In [15]:
import requests
import pickle
import re
from string import ascii_lowercase, digits
from collections import Counter
from bs4 import BeautifulSoup, NavigableString

In [2]:
def load_pickle(path):
  with open(path, 'rb') as handle:
    return pickle.load(handle)

def save_pickle(variable, path):
    with open(path, 'wb') as handle:
        pickle.dump(variable, handle, protocol=pickle.HIGHEST_PROTOCOL)

In [3]:
def exclude_black_list(content, black_list):
    return False if content.lower() in black_list else True

def between(start, end, exclude=[]):
    while start != end:
        if isinstance(start, NavigableString):
            yield start
        elif start.name in exclude:
            start = start.next_element
        start = start.next_element

def format_file_name(title, titles):
    allowed_letters = ascii_lowercase + digits + '_'

    title = title.split('\n')
    title = title[0] if len(title[0]) > 0 else title[1]
    title = title.strip().replace(' ', '_').lower()
    title = ''.join([letter for letter in title if letter in allowed_letters])
    titles.append(title)
    
    if title in titles:
        title = title + str(titles.count(title))
        
    return title + '.txt', titles

def format_text(start, end, exclude, num_words):
    text = ' '.join(t for t in between(start, end, exclude))
    text = '\n'.join(text.split("\n")[1:]).strip()
    num_words.append(len(text.split(' ')))
    return text, num_words

def save_txt(text, path):
    with open(path, 'w', encoding='utf-8') as f:
        f.write(text)
        
def words_summary(num_words):
    print('Number of unique files with fairy tales:', len(num_words))
    print('Total number of words in all fairy tales:', sum(num_words))
    print('Average number of words in a fairy tale: %d' % (sum(num_words)/len(num_words)))
    print('Number of words in the shortest story: %d, in the longest story: %d' % (min(num_words), max(num_words)))

## Website scraping

In [35]:
main_urls = ['https://www.pitt.edu/~dash/folktexts.html',
             'https://www.pitt.edu/~dash/folktexts2.html']
base_url = 'https://www.pitt.edu/~dash/'

In [5]:
links = []

for url in main_urls:
    page = requests.get(url)
    soup = BeautifulSoup(page.content, 'html.parser')

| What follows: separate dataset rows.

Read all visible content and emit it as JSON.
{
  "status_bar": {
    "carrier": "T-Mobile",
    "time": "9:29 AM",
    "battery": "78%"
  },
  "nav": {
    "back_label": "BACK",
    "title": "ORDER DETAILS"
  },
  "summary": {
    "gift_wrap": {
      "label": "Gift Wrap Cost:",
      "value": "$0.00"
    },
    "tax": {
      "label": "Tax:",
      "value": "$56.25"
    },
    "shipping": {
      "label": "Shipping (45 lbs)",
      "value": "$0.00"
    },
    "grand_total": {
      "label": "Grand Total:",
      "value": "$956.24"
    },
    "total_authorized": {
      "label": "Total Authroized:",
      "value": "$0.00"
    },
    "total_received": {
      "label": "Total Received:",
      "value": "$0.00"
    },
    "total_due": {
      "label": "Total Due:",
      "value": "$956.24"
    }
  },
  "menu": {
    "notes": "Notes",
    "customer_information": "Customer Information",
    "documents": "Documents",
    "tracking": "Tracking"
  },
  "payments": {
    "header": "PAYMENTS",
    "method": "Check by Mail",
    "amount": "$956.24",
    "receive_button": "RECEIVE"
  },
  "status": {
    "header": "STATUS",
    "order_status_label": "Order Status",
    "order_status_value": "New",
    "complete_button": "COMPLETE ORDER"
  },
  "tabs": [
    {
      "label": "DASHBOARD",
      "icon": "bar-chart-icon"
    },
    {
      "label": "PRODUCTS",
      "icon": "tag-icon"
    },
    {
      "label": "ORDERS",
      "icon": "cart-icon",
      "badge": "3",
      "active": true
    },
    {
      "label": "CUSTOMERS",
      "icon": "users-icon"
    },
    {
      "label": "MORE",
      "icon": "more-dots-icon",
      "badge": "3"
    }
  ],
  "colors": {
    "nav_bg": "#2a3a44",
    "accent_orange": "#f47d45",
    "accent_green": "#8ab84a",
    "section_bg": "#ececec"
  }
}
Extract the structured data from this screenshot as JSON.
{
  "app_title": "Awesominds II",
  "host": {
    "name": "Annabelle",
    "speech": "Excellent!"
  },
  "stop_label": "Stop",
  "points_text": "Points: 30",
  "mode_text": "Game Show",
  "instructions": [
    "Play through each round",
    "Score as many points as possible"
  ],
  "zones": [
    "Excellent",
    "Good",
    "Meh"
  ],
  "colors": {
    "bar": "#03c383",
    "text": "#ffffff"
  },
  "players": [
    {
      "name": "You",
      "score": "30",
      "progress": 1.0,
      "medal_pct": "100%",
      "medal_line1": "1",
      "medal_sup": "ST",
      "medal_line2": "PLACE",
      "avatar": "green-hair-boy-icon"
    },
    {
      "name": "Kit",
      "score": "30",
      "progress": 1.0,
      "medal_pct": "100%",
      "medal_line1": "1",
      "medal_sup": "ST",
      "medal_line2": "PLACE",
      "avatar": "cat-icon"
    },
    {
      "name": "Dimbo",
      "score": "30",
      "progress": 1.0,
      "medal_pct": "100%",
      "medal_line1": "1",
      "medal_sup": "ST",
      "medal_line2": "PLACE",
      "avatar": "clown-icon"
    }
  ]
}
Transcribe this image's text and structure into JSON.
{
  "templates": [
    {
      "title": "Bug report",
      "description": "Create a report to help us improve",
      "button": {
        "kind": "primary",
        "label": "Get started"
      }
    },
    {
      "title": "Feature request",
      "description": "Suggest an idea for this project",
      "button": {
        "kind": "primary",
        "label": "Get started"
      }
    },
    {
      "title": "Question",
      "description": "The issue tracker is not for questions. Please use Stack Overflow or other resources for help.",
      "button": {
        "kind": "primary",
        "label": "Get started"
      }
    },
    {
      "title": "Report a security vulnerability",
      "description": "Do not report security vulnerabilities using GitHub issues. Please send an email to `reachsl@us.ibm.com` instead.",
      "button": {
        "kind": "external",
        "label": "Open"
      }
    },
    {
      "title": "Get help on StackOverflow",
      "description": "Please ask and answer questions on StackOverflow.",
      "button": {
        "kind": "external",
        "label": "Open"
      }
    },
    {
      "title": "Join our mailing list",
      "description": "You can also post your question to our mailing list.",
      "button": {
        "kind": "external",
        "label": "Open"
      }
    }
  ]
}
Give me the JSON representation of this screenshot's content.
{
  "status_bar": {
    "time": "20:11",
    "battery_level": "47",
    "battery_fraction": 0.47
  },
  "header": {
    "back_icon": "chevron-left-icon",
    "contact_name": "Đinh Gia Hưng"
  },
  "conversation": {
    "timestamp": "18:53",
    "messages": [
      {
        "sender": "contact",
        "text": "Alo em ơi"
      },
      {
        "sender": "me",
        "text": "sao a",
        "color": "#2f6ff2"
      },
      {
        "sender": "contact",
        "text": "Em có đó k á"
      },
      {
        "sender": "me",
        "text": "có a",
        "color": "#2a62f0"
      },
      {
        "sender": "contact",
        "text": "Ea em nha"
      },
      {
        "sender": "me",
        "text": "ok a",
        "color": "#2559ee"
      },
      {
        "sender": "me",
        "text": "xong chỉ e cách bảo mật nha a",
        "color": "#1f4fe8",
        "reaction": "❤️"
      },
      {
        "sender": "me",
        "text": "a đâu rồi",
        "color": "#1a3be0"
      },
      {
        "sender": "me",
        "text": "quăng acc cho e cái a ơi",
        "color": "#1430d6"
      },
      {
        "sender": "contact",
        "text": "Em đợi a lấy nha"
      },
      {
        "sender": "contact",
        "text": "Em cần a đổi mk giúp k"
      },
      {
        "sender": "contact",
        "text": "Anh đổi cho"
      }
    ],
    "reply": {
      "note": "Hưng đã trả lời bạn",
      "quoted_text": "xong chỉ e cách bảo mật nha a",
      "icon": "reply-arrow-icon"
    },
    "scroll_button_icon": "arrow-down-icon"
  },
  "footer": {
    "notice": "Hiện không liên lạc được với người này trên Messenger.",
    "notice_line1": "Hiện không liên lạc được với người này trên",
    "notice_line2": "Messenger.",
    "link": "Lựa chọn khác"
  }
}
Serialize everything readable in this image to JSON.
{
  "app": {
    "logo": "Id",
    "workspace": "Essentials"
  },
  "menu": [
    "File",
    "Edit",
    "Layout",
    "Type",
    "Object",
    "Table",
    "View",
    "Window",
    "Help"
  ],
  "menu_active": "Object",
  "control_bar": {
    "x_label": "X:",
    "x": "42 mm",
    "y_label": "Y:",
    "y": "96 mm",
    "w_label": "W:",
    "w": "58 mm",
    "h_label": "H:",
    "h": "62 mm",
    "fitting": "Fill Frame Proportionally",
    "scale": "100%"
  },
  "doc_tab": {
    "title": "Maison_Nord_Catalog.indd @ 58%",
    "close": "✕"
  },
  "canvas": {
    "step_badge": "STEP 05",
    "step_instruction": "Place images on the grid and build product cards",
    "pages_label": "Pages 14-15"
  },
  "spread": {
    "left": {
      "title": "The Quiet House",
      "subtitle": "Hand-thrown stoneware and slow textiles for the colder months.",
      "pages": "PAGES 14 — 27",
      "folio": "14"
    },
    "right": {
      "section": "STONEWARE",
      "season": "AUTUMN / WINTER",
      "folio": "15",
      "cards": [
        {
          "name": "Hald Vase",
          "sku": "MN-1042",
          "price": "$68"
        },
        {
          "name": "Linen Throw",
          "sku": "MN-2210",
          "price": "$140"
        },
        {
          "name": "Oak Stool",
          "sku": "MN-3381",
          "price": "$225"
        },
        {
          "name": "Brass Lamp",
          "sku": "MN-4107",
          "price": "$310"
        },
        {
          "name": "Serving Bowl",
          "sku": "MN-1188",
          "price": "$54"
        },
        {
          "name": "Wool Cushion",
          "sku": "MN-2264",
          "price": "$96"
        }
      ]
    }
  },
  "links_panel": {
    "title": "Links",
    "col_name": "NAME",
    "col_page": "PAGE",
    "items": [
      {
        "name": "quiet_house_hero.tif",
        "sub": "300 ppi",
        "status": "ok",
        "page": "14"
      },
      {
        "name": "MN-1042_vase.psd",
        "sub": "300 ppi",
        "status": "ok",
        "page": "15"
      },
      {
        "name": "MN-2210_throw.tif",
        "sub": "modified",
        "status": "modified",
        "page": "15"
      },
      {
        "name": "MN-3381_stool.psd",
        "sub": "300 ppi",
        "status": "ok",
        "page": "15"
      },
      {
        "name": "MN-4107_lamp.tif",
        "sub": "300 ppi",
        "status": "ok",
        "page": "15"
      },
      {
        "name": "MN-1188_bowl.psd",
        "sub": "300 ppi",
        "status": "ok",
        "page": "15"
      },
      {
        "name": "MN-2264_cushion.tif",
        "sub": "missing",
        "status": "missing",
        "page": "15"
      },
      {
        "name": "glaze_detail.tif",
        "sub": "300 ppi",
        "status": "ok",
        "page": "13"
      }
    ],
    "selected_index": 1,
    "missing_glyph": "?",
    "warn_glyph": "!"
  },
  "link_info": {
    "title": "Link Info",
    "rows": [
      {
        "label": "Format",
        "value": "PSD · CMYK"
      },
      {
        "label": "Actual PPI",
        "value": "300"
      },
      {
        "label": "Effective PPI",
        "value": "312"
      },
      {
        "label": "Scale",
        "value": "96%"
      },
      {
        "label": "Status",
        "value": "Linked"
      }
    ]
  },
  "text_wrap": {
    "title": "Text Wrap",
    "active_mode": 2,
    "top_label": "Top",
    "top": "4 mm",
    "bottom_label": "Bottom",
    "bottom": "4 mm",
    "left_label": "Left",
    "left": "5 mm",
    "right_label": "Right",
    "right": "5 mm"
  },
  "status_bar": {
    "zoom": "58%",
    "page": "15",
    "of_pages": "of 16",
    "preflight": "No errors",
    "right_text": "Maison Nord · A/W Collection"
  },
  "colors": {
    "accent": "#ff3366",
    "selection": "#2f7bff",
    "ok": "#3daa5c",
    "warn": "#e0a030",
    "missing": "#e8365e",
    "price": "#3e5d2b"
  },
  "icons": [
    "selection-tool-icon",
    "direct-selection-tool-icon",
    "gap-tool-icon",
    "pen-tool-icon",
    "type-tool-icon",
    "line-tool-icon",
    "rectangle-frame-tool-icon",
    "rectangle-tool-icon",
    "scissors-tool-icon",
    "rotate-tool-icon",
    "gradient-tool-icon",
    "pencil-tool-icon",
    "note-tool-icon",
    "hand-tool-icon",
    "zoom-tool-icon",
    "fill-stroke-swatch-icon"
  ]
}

    for a in soup.find_all('a'):
        a_href = a.get('href')
        links.append(a_href)

In [27]:
internal_links = [link.split('#')[0] for link in links if link != None and 'folktexts' not in link and 'http' not in link]
internal_links.remove('')
internal_links = list(set(internal_links))

In [32]:
# Checkpoint

#save_pickle(links, 'data/links.pickle')
#save_pickle(internal_links, 'data/internal_links.pickle')

In [76]:
pages = []
total_progress = len(internal_links)
p = 0

for link in internal_links:
    progress = p*100/total_progress
    
    sub_url = base_url + link
    sub_page = requests.get(sub_url)
    
    pages.append(sub_page)
    
    if p in range(0, total_progress, 20):
        print(progress, '%')
    p += 1

0.0 %
5.747126436781609 %
11.494252873563218 %
17.24137931034483 %
22.988505747126435 %
28.735632183908045 %
34.48275862068966 %
40.229885057471265 %
45.97701149425287 %
51.724137931034484 %
57.47126436781609 %
63.2183908045977 %
68.96551724137932 %
74.71264367816092 %
80.45977011494253 %
86.20689655172414 %
91.95402298850574 %
97.70114942528735 %


In [80]:
# Checkpoint

#save_pickle(pages, 'data/pages.pickle')

## Text processing

In [4]:
pages = load_pickle('data/pages.pickle')
internal_links = load_pickle('data/internal_links.pickle')

In [5]:
soup_list = [BeautifulSoup(page.content, 'html.parser') for page in pages]
print(len(internal_links)==len(soup_list))

True


In [6]:
h2_count = {}
h2_content = []

for i in range(len(internal_links)):
    h2_list = soup_list[i].find_all('h2')
    h2_content.extend([h2.text.strip().lower() for h2 in h2_list])
    h2_count[internal_links[i]] = len(h2_list)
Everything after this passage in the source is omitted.